1. A method for pretreatment of proteins present in an undiluted body fluid sample from humans and animals, the method comprising the steps of: providing an enzyme-modified solid support with immobilized enzymes;flowing the body fluid sample across the enzyme-modified solid support;digesting the proteins in the body fluid sample by the peptide cleavage action of the immobilized enzymes; andheating the body fluid sample post-digestion to remove peptide fragments that can interfere with downstream analysis.
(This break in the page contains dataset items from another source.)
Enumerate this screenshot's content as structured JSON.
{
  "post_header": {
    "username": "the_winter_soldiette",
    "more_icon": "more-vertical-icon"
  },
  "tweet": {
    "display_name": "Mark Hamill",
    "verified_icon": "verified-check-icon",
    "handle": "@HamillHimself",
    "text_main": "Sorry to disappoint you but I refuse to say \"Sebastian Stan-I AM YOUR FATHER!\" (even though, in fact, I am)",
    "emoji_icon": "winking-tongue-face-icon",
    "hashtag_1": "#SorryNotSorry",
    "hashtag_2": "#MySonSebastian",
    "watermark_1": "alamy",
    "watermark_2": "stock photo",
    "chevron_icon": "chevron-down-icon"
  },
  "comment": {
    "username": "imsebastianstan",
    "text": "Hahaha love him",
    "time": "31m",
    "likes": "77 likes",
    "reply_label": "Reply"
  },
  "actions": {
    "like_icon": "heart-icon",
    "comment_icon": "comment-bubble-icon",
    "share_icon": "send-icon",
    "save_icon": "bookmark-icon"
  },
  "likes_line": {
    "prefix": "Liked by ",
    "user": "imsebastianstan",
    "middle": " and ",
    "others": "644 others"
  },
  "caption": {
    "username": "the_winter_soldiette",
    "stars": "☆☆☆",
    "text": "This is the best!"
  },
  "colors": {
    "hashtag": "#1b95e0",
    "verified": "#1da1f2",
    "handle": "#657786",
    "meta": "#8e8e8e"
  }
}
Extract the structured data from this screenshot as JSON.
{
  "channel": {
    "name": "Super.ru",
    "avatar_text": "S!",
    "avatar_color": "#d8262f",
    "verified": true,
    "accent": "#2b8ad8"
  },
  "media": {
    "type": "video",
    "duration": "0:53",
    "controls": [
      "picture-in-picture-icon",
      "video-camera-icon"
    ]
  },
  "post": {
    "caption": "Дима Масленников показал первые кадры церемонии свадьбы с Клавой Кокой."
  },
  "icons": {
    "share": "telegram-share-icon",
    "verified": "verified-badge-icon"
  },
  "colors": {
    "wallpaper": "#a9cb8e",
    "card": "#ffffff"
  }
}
2. The method of claim 1, wherein the solid support is inert to the immobilized enzymes and the body fluid sample.

3. The method of claim 1, wherein the solid support is a membrane, a fiber, a mesh, a capillary, particles, or beads.

4. The method of claim 1, wherein the immobilized enzymes comprise serine proteases including but not limited to proteinase K.

5. The method of claim 1, further comprising a step of controlling a temperature of the immobilized enzymes and the body fluid sample.

6. The method of claim 1, further comprising a step of controlling a loading of the immobilized enzymes.

7. The method of claim 1, further comprising a step of controlling an incubation time of the body fluid sample over the immobilized enzymes.

8. The method of claim 1, wherein the body fluid sample comprises serum, plasma, whole blood, urine, cerebrospinal fluid, saliva, interstitial fluid, or nasal fluids.